Article 2 : Il est enjoint au préfet de police de Paris ou à tout préfet territorialement compétent de délivrer à Mme A... B... un titre de séjour portant la mention « vie privée et familiale » dans un délai de trois mois à compter de la notification du présent jugement et de lui délivrer, dans l’attente, une autorisation provisoire de séjour l’autorisant à travailler dans le délai de quinze jours suivant la notification de ce même jugement.

Article 3 : L’État versera à Mme A... B... une somme de 1 200 euros au titre de l’article L. 761-1 du code de justice administrative.

Article 4 : Le surplus des conclusions de la requête est rejeté.

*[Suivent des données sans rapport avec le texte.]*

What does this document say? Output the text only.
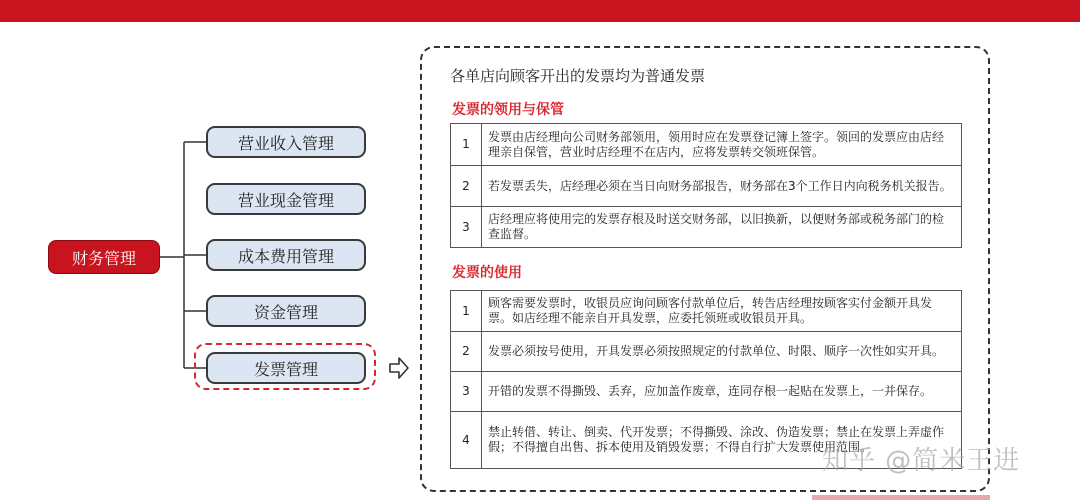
财务管理
营业收入管理
营业现金管理
成本费用管理
资金管理
发票管理
各单店向顾客开出的发票均为普通发票
发票的领用与保管
1	发票由店经理向公司财务部领用，领用时应在发票登记簿上签字。领回的发票应由店经理亲自保管，营业时店经理不在店内，应将发票转交领班保管。
2	若发票丢失，店经理必须在当日向财务部报告，财务部在3个工作日内向税务机关报告。
3	店经理应将使用完的发票存根及时送交财务部，以旧换新，以便财务部或税务部门的检查监督。
发票的使用
1	顾客需要发票时，收银员应询问顾客付款单位后，转告店经理按顾客实付金额开具发票。如店经理不能亲自开具发票，应委托领班或收银员开具。
2	发票必须按号使用，开具发票必须按照规定的付款单位、时限、顺序一次性如实开具。
3	开错的发票不得撕毁、丢弃，应加盖作废章，连同存根一起贴在发票上，一并保存。
4	禁止转借、转让、倒卖、代开发票；不得撕毁、涂改、伪造发票；禁止在发票上弄虚作假；不得擅自出售、拆本使用及销毁发票；不得自行扩大发票使用范围。
知乎 @简米王进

Article 5 : Le présent jugement sera notifié à Mme C... A... B... et au préfet de police de Paris.



Délibéré après l'audience du 18 mars 2026, à laquelle siégeaient :

Mme Topin, présidente,
Mme Dousset, première conseillère,
Mme Calladine, première conseillère.

Rendu public par mise à disposition au greffe le 1er avril 2026.

La rapporteure,
Signé
E. Topin
L’assesseure la plus ancienne,
Signé
Dousset


La greffière,


Signé

V. Fluet


La République mande et ordonne au préfet de police de Paris en ce qui le concerne ou à tous commissaires de justice à ce requis en ce qui concerne les voies de droit commun contre les parties privées, de pourvoir à l’exécution du présent jugement.